I’ve used this formula for my window boxes for several years now, and it’s a no-fail hummingbird magnet. I’ve sat on our front porch and time after time watched the hummingbirds zip right up to enjoy a snack from the coleus flowers!
Because I love a good window box, but wanted my plants to get at least a little sunlight on the porch, I decided to plant a few reliable shade plants in a flower box hung from brackets on our front porch railing. I use the thriller, filler, spiller method of filling my boxes, which breaks down like this.
What is thriller, filler, spiller?
- Thriller – showy plants that grow tall
- Filler – medium sized plants that grow fuller than tall, or mounding plants
- Spiller – trailing plants that will spill out of your planter, down the front and sides
For my flower box, I used coleus plants as the thriller, impatiens as the filler, and creeping jenny as the spiller. These are all plants that should be easy to find at your local garden center or nursery.

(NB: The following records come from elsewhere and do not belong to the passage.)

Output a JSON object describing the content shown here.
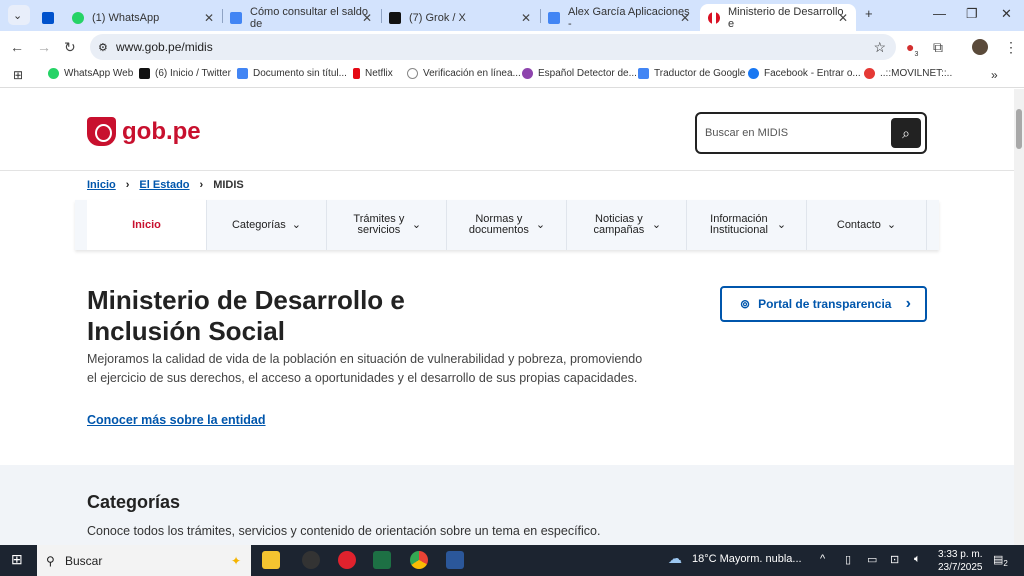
{
  "browser": {
    "tabs": [
      {
        "title": "(1) WhatsApp",
        "color": "#25d366"
      },
      {
        "title": "Cómo consultar el saldo de",
        "color": "#4285f4"
      },
      {
        "title": "(7) Grok / X",
        "color": "#111111"
      },
      {
        "title": "Alex García Aplicaciones -",
        "color": "#4285f4"
      },
      {
        "title": "Ministerio de Desarrollo e",
        "color": "#d91023"
      }
    ],
    "url": "www.gob.pe/midis",
    "extension_badge": "3",
    "bookmarks": [
      {
        "label": "WhatsApp Web",
        "color": "#25d366"
      },
      {
        "label": "(6) Inicio / Twitter",
        "color": "#111111"
      },
      {
        "label": "Documento sin títul...",
        "color": "#4285f4"
      },
      {
        "label": "Netflix",
        "color": "#e50914"
      },
      {
        "label": "Verificación en línea...",
        "color": "#888888"
      },
      {
        "label": "Español Detector de...",
        "color": "#8e44ad"
      },
      {
        "label": "Traductor de Google",
        "color": "#4285f4"
      },
      {
        "label": "Facebook - Entrar o...",
        "color": "#1877f2"
      },
      {
        "label": "..::MOVILNET::..",
        "color": "#e53935"
      }
    ]
  },
  "site": {
    "logo": "gob.pe",
    "search_placeholder": "Buscar en MIDIS",
    "breadcrumb": [
      "Inicio",
      "El Estado",
      "MIDIS"
    ],
    "nav": [
      "Inicio",
      "Categorías",
      "Trámites y servicios",
      "Normas y documentos",
      "Noticias y campañas",
      "Información Institucional",
      "Contacto"
    ],
    "title": "Ministerio de Desarrollo e Inclusión Social",
    "description": "Mejoramos la calidad de vida de la población en situación de vulnerabilidad y pobreza, promoviendo el ejercicio de sus derechos, el acceso a oportunidades y el desarrollo de sus propias capacidades.",
    "more_link": "Conocer más sobre la entidad",
    "portal_button": "Portal de transparencia",
    "categories_title": "Categorías",
    "categories_desc": "Conoce todos los trámites, servicios y contenido de orientación sobre un tema en específico."
  },
  "taskbar": {
    "search": "Buscar",
    "weather": "18°C  Mayorm. nubla...",
    "time": "3:33 p. m.",
    "date": "23/7/2025",
    "notifications": "2"
  }
}
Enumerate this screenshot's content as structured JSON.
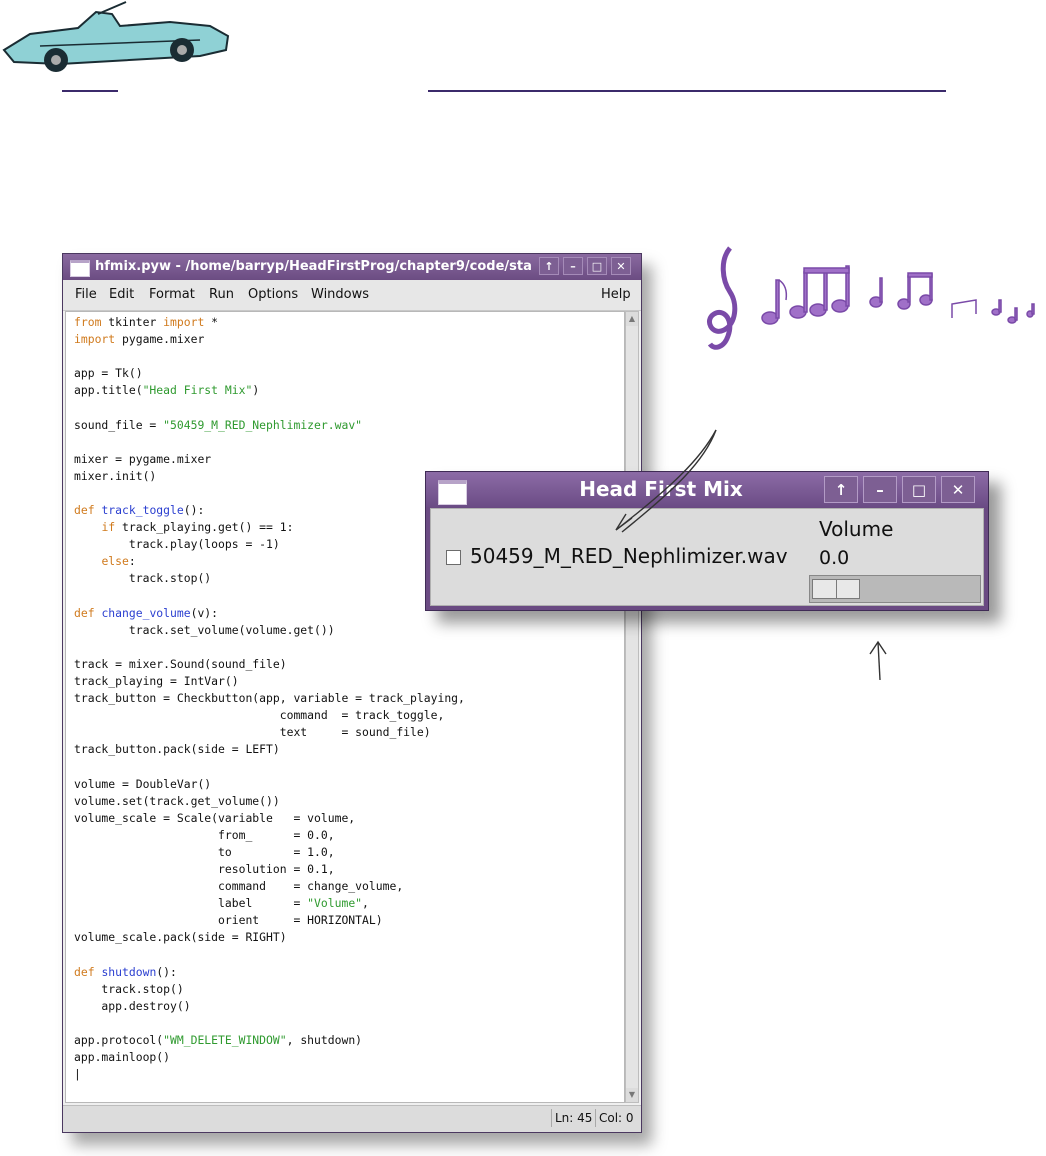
{
  "editor": {
    "title": "hfmix.pyw - /home/barryp/HeadFirstProg/chapter9/code/sta",
    "window_buttons": [
      "↑",
      "–",
      "□",
      "✕"
    ],
    "menu": [
      "File",
      "Edit",
      "Format",
      "Run",
      "Options",
      "Windows",
      "Help"
    ],
    "status": {
      "line": "Ln: 45",
      "col": "Col: 0"
    }
  },
  "mix_window": {
    "title": "Head First Mix",
    "window_buttons": [
      "↑",
      "–",
      "□",
      "✕"
    ],
    "checkbox_label": "50459_M_RED_Nephlimizer.wav",
    "checkbox_checked": false,
    "scale_label": "Volume",
    "scale_value": "0.0",
    "scale_level": 0.0
  },
  "colors": {
    "titlebar": "#6b4c82",
    "keyword": "#d07a1d",
    "function_name": "#2b3fd0",
    "string": "#2f9a2f",
    "rule": "#3b2a6b",
    "notes": "#a070c8"
  },
  "icons": [
    "car-illustration",
    "treble-clef-icon",
    "music-notes-icon",
    "arrow-annotation"
  ]
}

When planted, arrange the spillers (here, creeping jenny) at the front and sides, then mix in the thrillers (coleus) and fillers (impatiens) leaving some space for them to grow and fill in.
I plant my boxes in late April or May here in North Carolina, then watch them fill in nicely as the warm weather arrives for summer. I do not trim down the flower stalks on the coleus when they form, and they quickly spike up with tiny white and purple flowers that hummingbirds just love. Here you can see how the box has filled in within two months.
Full flower boxes are totally my jam, so this year I’ve stuffed it full. I tried a few new plants this year with the coleus, and I’m excited to see how it grows in.
This year I’ve included a new trailing plant – silver spotted dead nettle which has a nice silvery leaf for a different look. I also swapped begonias with light pink and white flowers and darker leaves to pair with the darker red coleus leaves. I did add in a little creeping jenny for a pop of bright green.
I’m excited to see how full it grows!
Here are a few ideas for shade loving plants that attract hummingbirds to add to your containers, pots and window boxes.
Plants for shade window boxes
- Heuchera aka coral bells (can be both a thriller and a filler)
- Heuchera aka coral bells
- Creeping jenny
- Spotted dead nettle
Hi Brooke!!! I am finally working on my porch plants. I do have a question. I’ve hung creeping Jenny and I have seen a hummingbird around it. Do they drink the next from the plant’s flowers?
Hi Michelle! That’s so exciting that you’ve seen hummingbirds near your creeping Jenny! Mine has never bloomed, but it’s definitely possible that they will be attracted to those flowers. You’ll have to let me know if you see them drinking from those blooms!!